Tool and Material Checklist:
Corrosion damage on a car takes two forms: surface rust and rustouts. In its early stages, surface rust is a reddish coating on the metal. In time, the rust eats pits into the surface. These pits eventually develop into holes, or rustouts. Each type of damage requires a special repair procedure, both of which are covered in this booklet. When doing the procedures, do not skip any steps-there are no shortcuts to good auto body work.
Areas affected by light surface rust can be re- paired simply by grinding the rust away and applying a coat of metal conditioner. If the metal is pitted, however, additional steps are needed.
Preparing the Surface
1. Wash the affected area with water and mild detergent, then clean with a wax and grease remover.

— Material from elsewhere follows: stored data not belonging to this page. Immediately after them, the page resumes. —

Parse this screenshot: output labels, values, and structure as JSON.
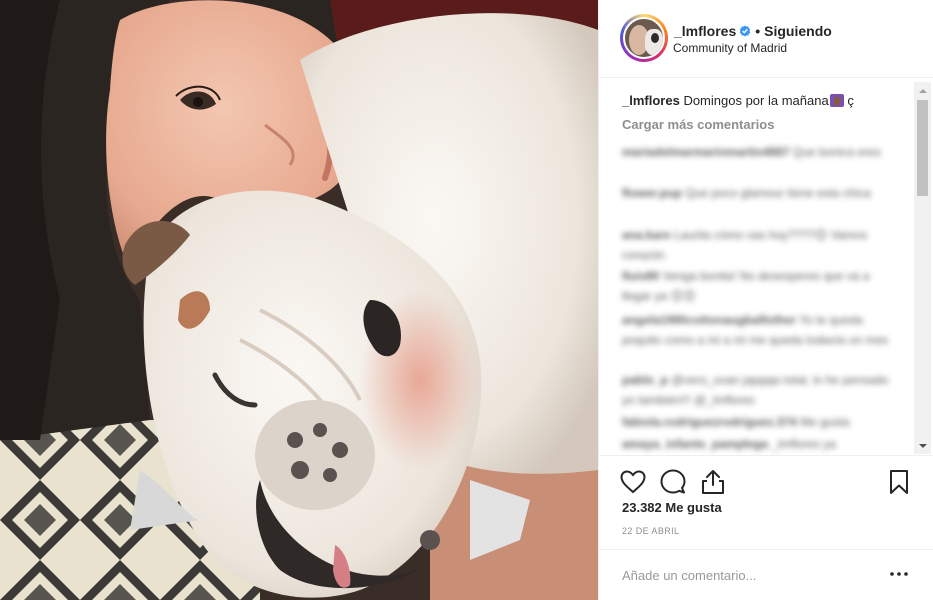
{
  "post": {
    "username": "_lmflores",
    "separator": "•",
    "follow_state": "Siguiendo",
    "location": "Community of Madrid",
    "caption_user": "_lmflores",
    "caption_text": "Domingos por la mañana",
    "caption_extra": "ç",
    "load_more": "Cargar más comentarios",
    "likes": "23.382 Me gusta",
    "date": "22 DE ABRIL",
    "add_comment_placeholder": "Añade un comentario...",
    "more_options": "•••"
  },
  "comments": [
    {
      "user": "mariadelmarmarinmartin4887",
      "text": "Que bonica eres"
    },
    {
      "user": "flower.pup",
      "text": "Que poco glamour tiene esta chica"
    },
    {
      "user": "ana.kare",
      "text": "Laurita cómo vas hoy????😊 Vamos corazón"
    },
    {
      "user": "lluis80",
      "text": "Venga bonita! No desesperes que va a llegar ya 😊😊"
    },
    {
      "user": "angela1990cottonaugbalfother",
      "text": "Yo te queda poquito como a mi a mi me queda todavía un mes"
    },
    {
      "user": "pablo_p",
      "text": "@vero_ovan jajajaja total, lo he pensado yo también!!! @_lmflores"
    },
    {
      "user": "fabiola.rodriguezrodriguez.374",
      "text": "Me gusta"
    },
    {
      "user": "amaya_infante_pamplega",
      "text": "_lmflores ya"
    }
  ],
  "colors": {
    "verified": "#3897f0",
    "muted": "#8e8e8e",
    "link": "#003569"
  },
  "icons": [
    "verified-badge-icon",
    "heart-icon",
    "comment-icon",
    "share-icon",
    "bookmark-icon",
    "more-icon",
    "scroll-up-icon",
    "scroll-down-icon"
  ]
}
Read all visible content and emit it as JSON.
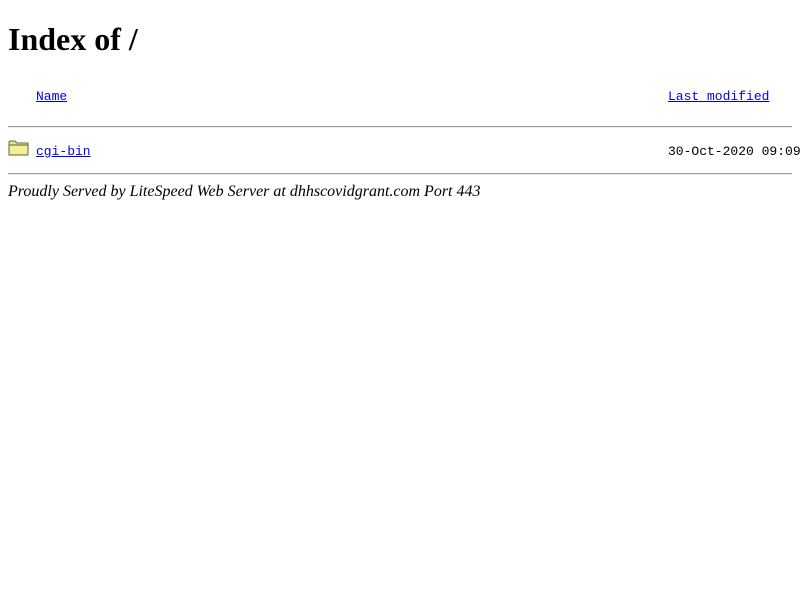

2. Apply masking tape to the surrounding trim to protect it when grinding.
3. Use a hand sander or scraper and #36 or #80 grit paper, or a lightweight air grinder and #24 grit rigid sanding disc to remove the surface rust. Hold the grinder against the car at a 10o angle and use a back and forth crosscutting action. When moving the grinder to the right, press the upper left corner of the disc against the metal; when moving to the left, put the pressure on the upper right corner.
NOTE: Always wear safety glasses or goggles when grinding. To avoid breathing paint and sanding dust, an air filtering mask should be worn.
4. If necessary, use hand tools or a die grinder attachment to remove rust from the pits, panel edges, and other hard-to-reach areas.
5. Use metal conditioner to etch the surface and improve the bond between the metal and the primer. It must be diluted before using; follow the manufacturer's instructions.
6. Apply the metal conditioner with a clean cloth and use a separate cloth to wipe it off before it dries, If the conditioner dries before it can be re- moved, rewet the panel and wipe it dry.
NOTE: Always wear safety glasses or goggles and chemically impervious gloves when handling metal conditioner or rust deactivator.
1. To prepare the filter, first place the required amount of resin on a mixing board.
2. Knead the tube of hardener thoroughly, then squeeze a narrow ribbon across the glob of resin. This will provide the correct proportion of resin to hardener.
3, Mix the resin and hardener with a plastic spreader, using a firm, flat wiping motion. Do not stir; this will trap air in the filler and form pinholes.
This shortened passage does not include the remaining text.